Policy Paper - Rebuilding Health Care
Executive Summary
Since our founding Convention in March 1957, the Ontario Federation of Labour (OFL) has consistently advocated for our vision of a universally accessible health care system for all Ontarians.
Our last comprehensive Convention policy paper on health care was: “Your Health, Your Future, Your Life - Our Vision for Health Care in Ontario” which was endorsed by delegates at our 1999 Convention. Health care was also a component of the 2003 Convention Policy Paper “Organize! For Stronger Unions, for Stronger Human Rights, for Stronger Communities”.
Our vision for health care draws on the experiences of:
- Dedicated health care workers who provide needed services, and who are profoundly troubled by the misdirection of public policy and the failures of the institutions which employ them; and
- Workers and their families who in the past used or continue to use the services of Ontario’s health care system.

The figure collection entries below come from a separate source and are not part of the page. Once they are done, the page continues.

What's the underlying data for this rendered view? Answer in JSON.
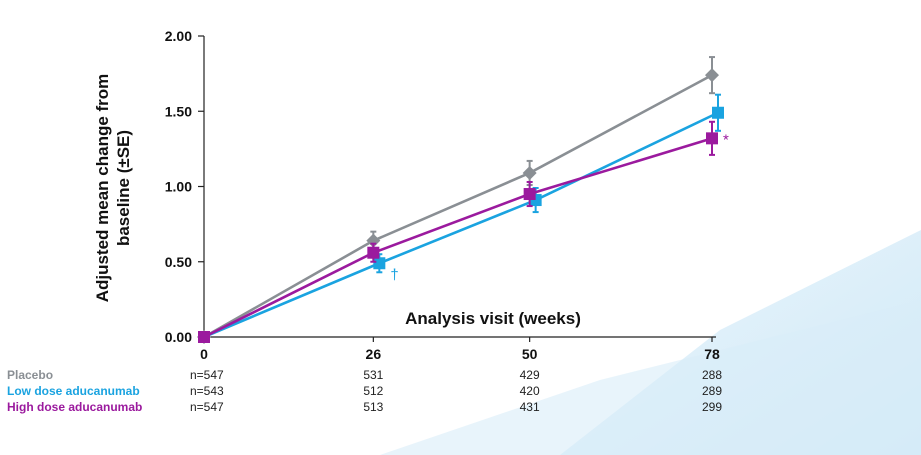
{
  "chart_data": {
    "type": "line",
    "x": [
      0,
      26,
      50,
      78
    ],
    "xlabel": "Analysis visit (weeks)",
    "ylabel": "Adjusted mean change from baseline (±SE)",
    "yticks": [
      "0.00",
      "0.50",
      "1.00",
      "1.50",
      "2.00"
    ],
    "xticks": [
      "0",
      "26",
      "50",
      "78"
    ],
    "ylim": [
      0,
      2
    ],
    "series": [
      {
        "name": "Placebo",
        "color": "#8a8f94",
        "marker": "diamond",
        "values": [
          0,
          0.64,
          1.09,
          1.74
        ],
        "se": [
          0,
          0.06,
          0.08,
          0.12
        ],
        "n": [
          "n=547",
          "531",
          "429",
          "288"
        ]
      },
      {
        "name": "Low dose aducanumab",
        "color": "#1aa3e0",
        "marker": "square",
        "values": [
          0,
          0.49,
          0.91,
          1.49
        ],
        "se": [
          0,
          0.06,
          0.08,
          0.12
        ],
        "n": [
          "n=543",
          "512",
          "420",
          "289"
        ]
      },
      {
        "name": "High dose aducanumab",
        "color": "#9b1a9e",
        "marker": "square",
        "values": [
          0,
          0.56,
          0.95,
          1.32
        ],
        "se": [
          0,
          0.06,
          0.08,
          0.11
        ],
        "n": [
          "n=547",
          "513",
          "431",
          "299"
        ]
      }
    ],
    "annotations": [
      {
        "text": "†",
        "series": "Low dose aducanumab",
        "x": 26
      },
      {
        "text": "*",
        "series": "High dose aducanumab",
        "x": 78
      }
    ]
  }
}
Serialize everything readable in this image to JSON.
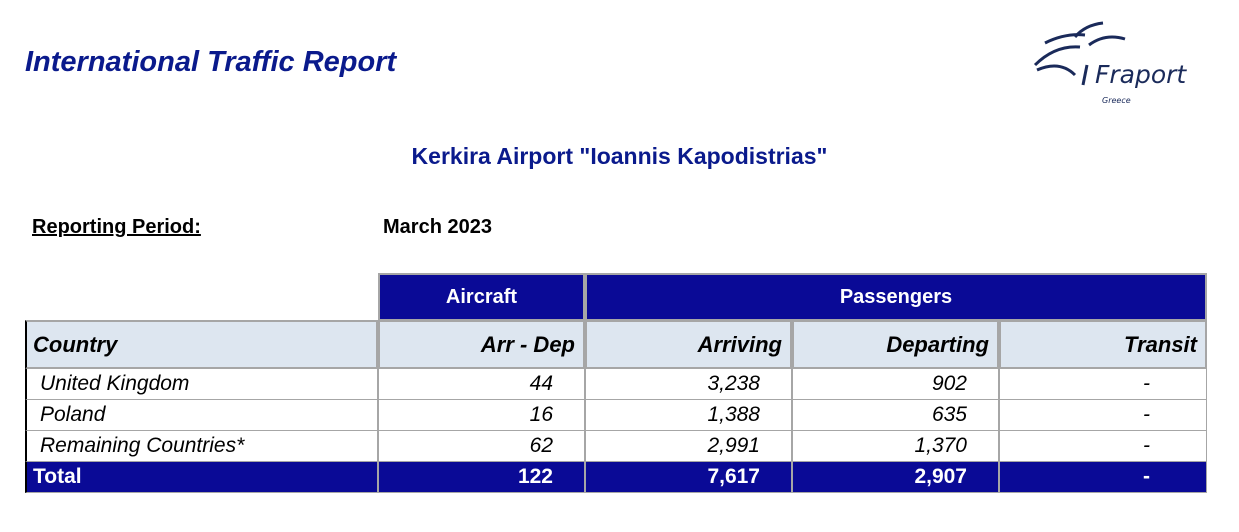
{
  "header": {
    "title": "International Traffic Report",
    "logo": {
      "name": "Fraport",
      "region": "Greece"
    }
  },
  "subtitle": "Kerkira Airport \"Ioannis Kapodistrias\"",
  "reporting_period": {
    "label": "Reporting Period:",
    "value": "March 2023"
  },
  "table": {
    "group_headers": [
      "Aircraft",
      "Passengers"
    ],
    "columns": [
      "Country",
      "Arr - Dep",
      "Arriving",
      "Departing",
      "Transit"
    ],
    "rows": [
      [
        "United Kingdom",
        "44",
        "3,238",
        "902",
        "-"
      ],
      [
        "Poland",
        "16",
        "1,388",
        "635",
        "-"
      ],
      [
        "Remaining Countries*",
        "62",
        "2,991",
        "1,370",
        "-"
      ]
    ],
    "total": [
      "Total",
      "122",
      "7,617",
      "2,907",
      "-"
    ]
  }
}
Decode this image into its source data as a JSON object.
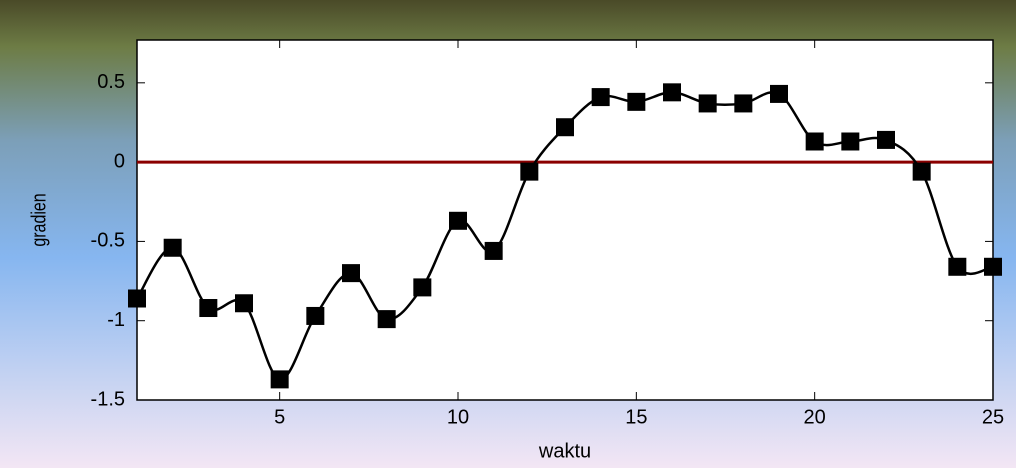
{
  "chart_data": {
    "type": "line",
    "x": [
      1,
      2,
      3,
      4,
      5,
      6,
      7,
      8,
      9,
      10,
      11,
      12,
      13,
      14,
      15,
      16,
      17,
      18,
      19,
      20,
      21,
      22,
      23,
      24,
      25
    ],
    "series": [
      {
        "name": "gradien",
        "color": "#000000",
        "marker": "square",
        "values": [
          -0.86,
          -0.54,
          -0.92,
          -0.89,
          -1.37,
          -0.97,
          -0.7,
          -0.99,
          -0.79,
          -0.37,
          -0.56,
          -0.06,
          0.22,
          0.41,
          0.38,
          0.44,
          0.37,
          0.37,
          0.43,
          0.13,
          0.13,
          0.14,
          -0.06,
          -0.66,
          -0.66
        ]
      }
    ],
    "xlabel": "waktu",
    "ylabel": "gradien",
    "xlim": [
      1,
      25
    ],
    "xticks": [
      5,
      10,
      15,
      20,
      25
    ],
    "ylim": [
      -1.5,
      0.77
    ],
    "yticks": [
      -1.5,
      -1,
      -0.5,
      0,
      0.5
    ],
    "reference_line": {
      "value": 0,
      "color": "#8b0000"
    },
    "grid": false
  }
}
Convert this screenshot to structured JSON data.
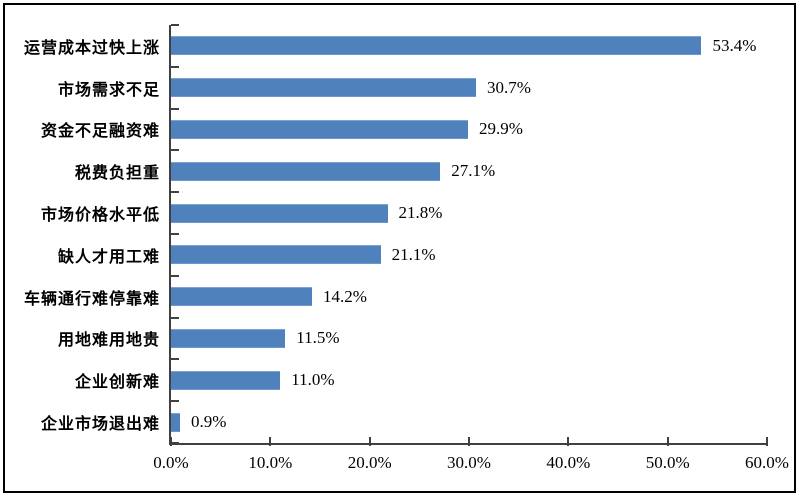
{
  "chart_data": {
    "type": "bar",
    "orientation": "horizontal",
    "title": "",
    "categories": [
      "运营成本过快上涨",
      "市场需求不足",
      "资金不足融资难",
      "税费负担重",
      "市场价格水平低",
      "缺人才用工难",
      "车辆通行难停靠难",
      "用地难用地贵",
      "企业创新难",
      "企业市场退出难"
    ],
    "values": [
      53.4,
      30.7,
      29.9,
      27.1,
      21.8,
      21.1,
      14.2,
      11.5,
      11.0,
      0.9
    ],
    "value_labels": [
      "53.4%",
      "30.7%",
      "29.9%",
      "27.1%",
      "21.8%",
      "21.1%",
      "14.2%",
      "11.5%",
      "11.0%",
      "0.9%"
    ],
    "x_ticks": [
      "0.0%",
      "10.0%",
      "20.0%",
      "30.0%",
      "40.0%",
      "50.0%",
      "60.0%"
    ],
    "xlim": [
      0,
      60
    ],
    "grid": false,
    "legend_position": "none",
    "bar_color": "#4f81bd",
    "bar_highlight": "#7da3d4",
    "axis_color": "#404040",
    "text_color": "#000000",
    "frame_color": "#000000",
    "background_color": "#ffffff"
  }
}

The health care system itself must be based on the principles expressed in Justice Emmet Hall’s 1964 Royal Commission on Health Services, which were reaffirmed and defined in the 1984 Canada Health Act. To quote from our 2003 Convention document, these principles are:
Public Administration
The administration of the health care insurance plan of a province or territory must be carried out on a non-profit basis by a public authority.
Comprehensiveness
All medically necessary services provided by hospitals and doctors must be insured.
Universality
All insured persons in a province or territory must be entitled to public health insurance coverage on uniform terms and conditions.
Portability
Coverage for insured services must be maintained when an insured person moves or travels within Canada or travels outside the country.
Accessibility
Reasonable access by insured persons to medically necessary hospital and physician services must be unimpeded by financial or other barriers.